J Pharmacol Exp Ther. 1997 Jan;280(1):1-5.
We have investigated the affinity and selectivity of tamsulosin and its metabolites, M1, M2, M3, M4 and AM1, at the tissue and the cloned alpha-1 adrenoceptor subtypes in the radioligand binding and the functional studies. In the radioligand binding studies, the compounds competed for [3H]prazosin binding to the rat liver and kidney alpha-1 adrenoceptors, with the rank order of potency tamsulosin approximately M4 > M1 > M2 approximately M3 > > AM1 with the latter having a negligible affinity. All compounds differentiated cloned alpha-1 adrenoceptor subtypes with the rank order of potency of alpha-1A > or = alpha-1D > alpha-1B, except for M4 which had the highest affinity for the alpha-1D adrenoceptor. The compounds also concentration-dependently antagonized phenylephrine-induced contractions in the rabbit aorta and prostate. The resulting apparent pA2 values were very similar to those at the cloned rat alpha-1A adrenoceptor. We conclude that most tamsulosin metabolites are high potency antagonists at the alpha-1 adrenoceptors and retain the alpha-1A over the alpha-1B adrenoceptor selectivity of tamsulosin.

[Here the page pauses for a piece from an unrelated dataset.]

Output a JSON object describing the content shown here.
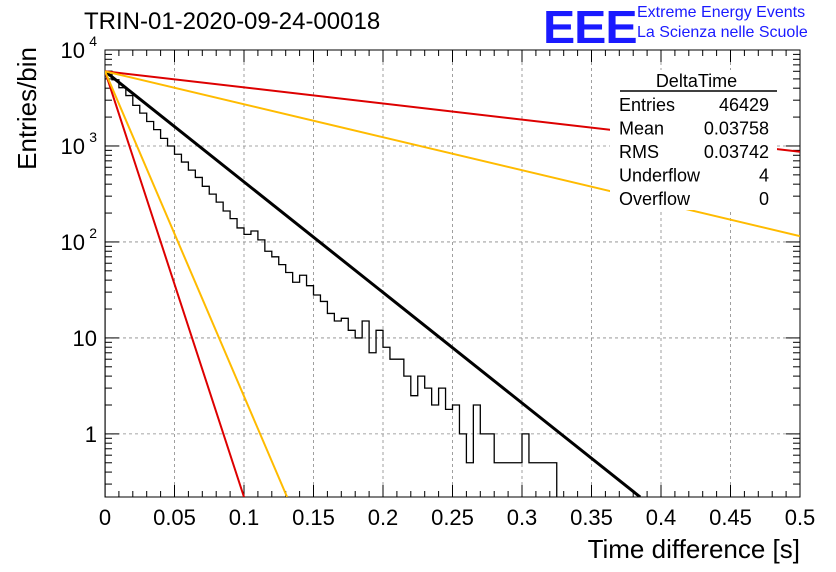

我们在放射性配体结合和功能研究中,研究了坦索罗辛及其代谢产物M1、M2、M3、M4和AM1在组织及克隆的α-1肾上腺素能受体亚型上的亲和力和选择性。在放射性配体结合研究中,这些化合物竞争[3H]哌唑嗪与大鼠肝脏和肾脏α-1肾上腺素能受体的结合,效力顺序为坦索罗辛约M4 > M1 > M2约M3 > > AM1,后者的亲和力可忽略不计。除M4对α-1D肾上腺素能受体具有最高亲和力外,所有化合物对克隆的α-1肾上腺素能受体亚型的区分效力顺序为α-1A≥α-1D > α-1B。这些化合物还能浓度依赖性地拮抗苯肾上腺素诱导的兔主动脉和前列腺收缩。所得的表观pA2值与克隆的大鼠α-1A肾上腺素能受体上的值非常相似。我们得出结论,大多数坦索罗辛代谢产物是α-1肾上腺素能受体的高效拮抗剂,并保留了坦索罗辛对α-1A肾上腺素能受体相对于α-1B肾上腺素能受体的选择性。